Tassie’s Whale Boys: Whaling in Antarctic waters by Michael Stoddart | PB
In the 1920s the Norwegian whalers called into Hobart with their factory ships and harpoon guns. Their cruel slaughter eventually brought the huge fin and blue whales in the frigid water of Antarctica’s Ross Sea to the brink of extinction. In October 1923, twelve young Tasmanian men signed on for ‘the adventure of a lifetime’ and altogether 132 Tasmanians joined the Norwegian whaling expeditions over the eight following summers. All of them sought adventure, and none was disappointed.
They called themselves ‘Tassie’s whale boys’ and this is their story.

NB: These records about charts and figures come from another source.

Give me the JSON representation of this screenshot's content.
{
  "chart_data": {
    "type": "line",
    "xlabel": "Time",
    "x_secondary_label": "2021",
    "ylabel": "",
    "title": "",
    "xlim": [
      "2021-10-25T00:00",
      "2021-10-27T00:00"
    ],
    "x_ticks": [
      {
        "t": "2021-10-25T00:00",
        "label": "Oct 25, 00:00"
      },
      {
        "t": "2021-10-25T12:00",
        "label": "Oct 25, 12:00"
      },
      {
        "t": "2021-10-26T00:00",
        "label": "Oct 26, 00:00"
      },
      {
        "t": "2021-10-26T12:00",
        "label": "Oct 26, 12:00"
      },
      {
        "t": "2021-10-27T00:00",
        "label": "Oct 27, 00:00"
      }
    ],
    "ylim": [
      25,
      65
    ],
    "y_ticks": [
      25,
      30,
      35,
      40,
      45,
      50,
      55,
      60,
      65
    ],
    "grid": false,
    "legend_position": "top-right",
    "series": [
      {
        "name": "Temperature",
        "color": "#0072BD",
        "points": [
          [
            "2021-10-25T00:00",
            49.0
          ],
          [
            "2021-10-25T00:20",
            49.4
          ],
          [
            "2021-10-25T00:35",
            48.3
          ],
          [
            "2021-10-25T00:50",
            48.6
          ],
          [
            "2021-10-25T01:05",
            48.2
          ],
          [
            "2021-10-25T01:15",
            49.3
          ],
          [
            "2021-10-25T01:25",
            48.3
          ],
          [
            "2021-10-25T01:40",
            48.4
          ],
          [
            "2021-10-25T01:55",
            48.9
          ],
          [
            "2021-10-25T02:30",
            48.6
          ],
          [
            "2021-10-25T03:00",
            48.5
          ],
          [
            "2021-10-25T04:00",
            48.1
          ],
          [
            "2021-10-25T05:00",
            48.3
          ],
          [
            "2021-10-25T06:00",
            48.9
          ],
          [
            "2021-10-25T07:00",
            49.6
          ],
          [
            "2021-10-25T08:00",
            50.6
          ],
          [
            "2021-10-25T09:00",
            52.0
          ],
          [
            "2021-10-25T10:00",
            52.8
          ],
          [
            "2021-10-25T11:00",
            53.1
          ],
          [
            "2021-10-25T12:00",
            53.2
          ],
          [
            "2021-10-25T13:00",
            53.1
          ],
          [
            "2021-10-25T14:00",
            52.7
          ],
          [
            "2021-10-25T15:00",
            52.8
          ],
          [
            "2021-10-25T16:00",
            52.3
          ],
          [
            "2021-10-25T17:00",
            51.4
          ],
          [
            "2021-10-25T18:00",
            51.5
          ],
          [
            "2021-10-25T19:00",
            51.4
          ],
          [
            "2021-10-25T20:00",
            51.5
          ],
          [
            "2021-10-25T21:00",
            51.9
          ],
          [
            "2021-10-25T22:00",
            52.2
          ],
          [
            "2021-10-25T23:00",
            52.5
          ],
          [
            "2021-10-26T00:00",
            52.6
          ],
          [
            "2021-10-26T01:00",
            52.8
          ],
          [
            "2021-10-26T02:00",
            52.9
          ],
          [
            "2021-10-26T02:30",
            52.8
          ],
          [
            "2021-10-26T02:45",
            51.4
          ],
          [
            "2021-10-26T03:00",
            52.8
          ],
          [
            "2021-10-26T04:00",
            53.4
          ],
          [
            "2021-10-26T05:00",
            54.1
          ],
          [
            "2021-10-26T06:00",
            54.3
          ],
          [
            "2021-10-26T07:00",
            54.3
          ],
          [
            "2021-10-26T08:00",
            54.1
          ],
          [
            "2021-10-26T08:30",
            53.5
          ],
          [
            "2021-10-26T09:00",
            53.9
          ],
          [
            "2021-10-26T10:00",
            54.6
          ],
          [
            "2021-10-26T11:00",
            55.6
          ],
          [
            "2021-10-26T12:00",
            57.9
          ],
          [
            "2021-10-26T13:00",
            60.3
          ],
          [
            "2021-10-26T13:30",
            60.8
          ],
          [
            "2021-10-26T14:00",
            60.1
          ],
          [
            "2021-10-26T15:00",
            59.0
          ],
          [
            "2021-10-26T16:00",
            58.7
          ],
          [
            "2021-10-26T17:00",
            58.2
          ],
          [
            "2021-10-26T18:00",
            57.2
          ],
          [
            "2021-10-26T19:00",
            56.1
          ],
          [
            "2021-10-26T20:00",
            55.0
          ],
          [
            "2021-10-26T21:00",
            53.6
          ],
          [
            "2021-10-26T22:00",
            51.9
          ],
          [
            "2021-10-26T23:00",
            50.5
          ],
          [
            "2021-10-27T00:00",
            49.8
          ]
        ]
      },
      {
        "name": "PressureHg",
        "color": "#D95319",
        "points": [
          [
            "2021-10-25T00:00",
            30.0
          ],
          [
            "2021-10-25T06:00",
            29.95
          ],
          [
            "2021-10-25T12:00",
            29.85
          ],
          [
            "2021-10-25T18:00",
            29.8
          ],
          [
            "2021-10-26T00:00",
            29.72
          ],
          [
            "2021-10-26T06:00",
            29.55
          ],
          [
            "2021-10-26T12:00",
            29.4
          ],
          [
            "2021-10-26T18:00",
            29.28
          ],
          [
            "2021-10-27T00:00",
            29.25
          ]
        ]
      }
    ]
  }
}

Their diaries tell of long arduous days among stench and filth and of the cruelty of industrial whaling; they tell of biting cold, the omnipresence of danger from ice and storms, dreadful food, and the minuscule pay at journey’s end. They also tell of the special camaraderie engendered when spirited young men share such an adventure, and of their unbounded admiration for the solid, dependable Norwegians in whose trust they put their lives.
The contrast of industrial whaling with the supremely beautiful Antarctic environment was not lost on any of the young men. Even the least articulate among them tried to express something of the grandeur of Antarctica as the iridescent sun shimmered over the summer horizon.